Die «Mediterranen Nächte» in der Stadt Zürich haben sich diesen Sommer grosser Beliebtheit erfreut. Das Beschwerdetelefon für Anwohner blieb die meiste Zeit stumm. Auch die Stadtpolizei verzeichnete wenig Lärmklagen wegen der teilnehmenden Lokale.

In Frau Gerolds Garten blieben die Gäste während der Mediterranen Nächte gerne auch nach Mitternacht noch sitzen. (Archivbild)
In Frau Gerolds Garten blieben die Gäste während der Mediterranen Nächte gerne auch nach Mitternacht noch sitzen. (Archivbild) - KEYSTONE/CHRISTIAN BEUTLER

«Der ausserordentliche Sommer hat gezeigt, dass die Möglichkeit, draussen zu sitzen, ein grosses Bedürfnis bei den Gästen ist», sagte Alexander Bücheli von der Bar- und Clubkommission Zürich (BCK) auf Anfrage von Keystone-SDA. Die sechs Wochenenden, an denen Aussenflächen von Restaurants und Bars der Stadt Zürich bis zwei Uhr offen haben durften, seien rege genutzt worden.

«Die Rückmeldungen von den Bars und Restaurants waren sehr positiv», sagte Bücheli.
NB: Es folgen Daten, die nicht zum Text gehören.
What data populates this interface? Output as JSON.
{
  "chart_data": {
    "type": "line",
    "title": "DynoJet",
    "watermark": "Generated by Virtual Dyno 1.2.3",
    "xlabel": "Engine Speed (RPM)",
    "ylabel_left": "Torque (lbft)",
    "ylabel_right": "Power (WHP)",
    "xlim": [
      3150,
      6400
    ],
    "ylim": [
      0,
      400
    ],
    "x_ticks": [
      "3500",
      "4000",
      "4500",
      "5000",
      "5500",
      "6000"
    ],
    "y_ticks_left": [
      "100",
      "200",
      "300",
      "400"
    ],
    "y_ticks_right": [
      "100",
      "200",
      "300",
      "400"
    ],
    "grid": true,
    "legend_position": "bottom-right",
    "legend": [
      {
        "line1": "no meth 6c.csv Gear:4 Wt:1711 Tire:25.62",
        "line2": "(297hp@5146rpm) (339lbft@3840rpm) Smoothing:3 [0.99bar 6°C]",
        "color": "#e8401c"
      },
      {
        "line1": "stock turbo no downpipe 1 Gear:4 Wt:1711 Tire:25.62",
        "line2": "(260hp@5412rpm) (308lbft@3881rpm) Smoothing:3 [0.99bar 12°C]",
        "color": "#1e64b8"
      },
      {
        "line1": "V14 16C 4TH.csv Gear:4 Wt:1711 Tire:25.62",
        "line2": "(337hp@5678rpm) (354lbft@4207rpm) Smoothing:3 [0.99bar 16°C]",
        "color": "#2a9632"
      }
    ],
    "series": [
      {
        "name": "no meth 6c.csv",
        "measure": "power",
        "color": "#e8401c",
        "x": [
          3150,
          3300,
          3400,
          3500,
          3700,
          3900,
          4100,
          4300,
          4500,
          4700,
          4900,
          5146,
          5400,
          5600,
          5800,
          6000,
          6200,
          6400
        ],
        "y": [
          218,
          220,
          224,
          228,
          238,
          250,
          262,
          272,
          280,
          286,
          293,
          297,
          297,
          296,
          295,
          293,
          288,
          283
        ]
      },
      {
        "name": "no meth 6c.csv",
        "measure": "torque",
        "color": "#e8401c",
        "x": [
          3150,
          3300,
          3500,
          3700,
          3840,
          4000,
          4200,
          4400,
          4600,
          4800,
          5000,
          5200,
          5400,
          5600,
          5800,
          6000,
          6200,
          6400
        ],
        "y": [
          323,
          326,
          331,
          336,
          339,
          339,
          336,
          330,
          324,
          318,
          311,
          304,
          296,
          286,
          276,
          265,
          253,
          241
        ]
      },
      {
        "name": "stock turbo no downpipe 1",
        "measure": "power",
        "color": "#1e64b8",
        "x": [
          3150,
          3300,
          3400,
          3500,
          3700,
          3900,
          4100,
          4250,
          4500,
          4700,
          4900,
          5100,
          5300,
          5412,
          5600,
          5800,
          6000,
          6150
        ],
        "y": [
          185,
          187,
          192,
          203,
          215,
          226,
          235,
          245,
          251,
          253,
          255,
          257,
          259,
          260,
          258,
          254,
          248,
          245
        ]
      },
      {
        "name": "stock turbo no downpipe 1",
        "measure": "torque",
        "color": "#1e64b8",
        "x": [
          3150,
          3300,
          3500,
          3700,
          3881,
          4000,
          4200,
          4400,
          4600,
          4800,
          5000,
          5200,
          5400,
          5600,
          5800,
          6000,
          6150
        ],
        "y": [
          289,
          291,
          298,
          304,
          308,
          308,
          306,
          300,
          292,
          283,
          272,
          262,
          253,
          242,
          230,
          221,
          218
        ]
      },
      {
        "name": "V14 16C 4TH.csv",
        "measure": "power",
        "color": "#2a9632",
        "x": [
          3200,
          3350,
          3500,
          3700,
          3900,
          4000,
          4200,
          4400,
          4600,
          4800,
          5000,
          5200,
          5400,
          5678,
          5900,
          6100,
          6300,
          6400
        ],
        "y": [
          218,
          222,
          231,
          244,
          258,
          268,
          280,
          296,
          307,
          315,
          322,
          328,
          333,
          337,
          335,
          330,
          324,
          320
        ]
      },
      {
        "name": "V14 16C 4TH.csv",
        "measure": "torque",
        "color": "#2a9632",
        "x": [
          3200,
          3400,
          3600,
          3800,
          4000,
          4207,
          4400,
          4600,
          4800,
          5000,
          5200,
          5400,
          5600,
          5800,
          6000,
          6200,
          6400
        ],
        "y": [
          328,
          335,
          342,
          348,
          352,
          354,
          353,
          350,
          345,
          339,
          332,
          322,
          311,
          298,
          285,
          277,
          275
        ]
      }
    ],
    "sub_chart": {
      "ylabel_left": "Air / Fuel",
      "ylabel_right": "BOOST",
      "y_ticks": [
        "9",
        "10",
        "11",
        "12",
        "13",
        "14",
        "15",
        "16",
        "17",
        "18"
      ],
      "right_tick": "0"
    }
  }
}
Genaue Zahlen erhebe die Bar- und Clubkommission zu den Mediterranen Nächten keine.

Lärmbeschwerden von Anwohnern seien nur wenige eingegangen. Die eigens eingerichtete Hotline, die während der mediterranen Nächte von 23 bis 3 Uhr besetzt ist, wurde insgesamt neunmal angerufen. Meist konnten nach den Beschwerdetelefonaten die Gastrobetriebe direkt kontaktiert und das Problem schnell gelöst werden.

Wie die Stadtpolizei Zürich auf Anfrage schreibt, wurden in diesem Jahr drei bei ihr eingegangene Lärmklagen in direktem Zusammenhang mit den Mediterranen Nächten gewertet, im Vorjahr waren es zwei. Generell hätten die Lärmklagen in diesem heissen Sommer in Zusammenhang mit Veranstaltungen und Gastronomie aber tendenziell zugenommen.

20 neue Teilnehmer

Insgesamt nahmen in diesem Jahr 80 Bars und Restaurants an den Mediterranen Nächten teil und liessen an sechs Wochenenden im Juli und August ihre Terrassen und Boulevardflächen teilweise bis 2 Uhr nachts offen. Das sind rund 20 mehr als noch im vergangenen Jahr. In früheren Ausgaben nahmen aber auch schon 120 Lokale teil.

Die Bar- und Clubkommission merke, dass sich die Mediterranen Nächte für Restaurants, aufgrund der hohen Personalkosten, finanziell nur mässig lohnten. Doch auch in den Restaurants blieben die Gäste bei schönem Wetter gerne mal länger sitzen, somit handle es sich zumindest um einen Service für den Gast, sagte Bücheli.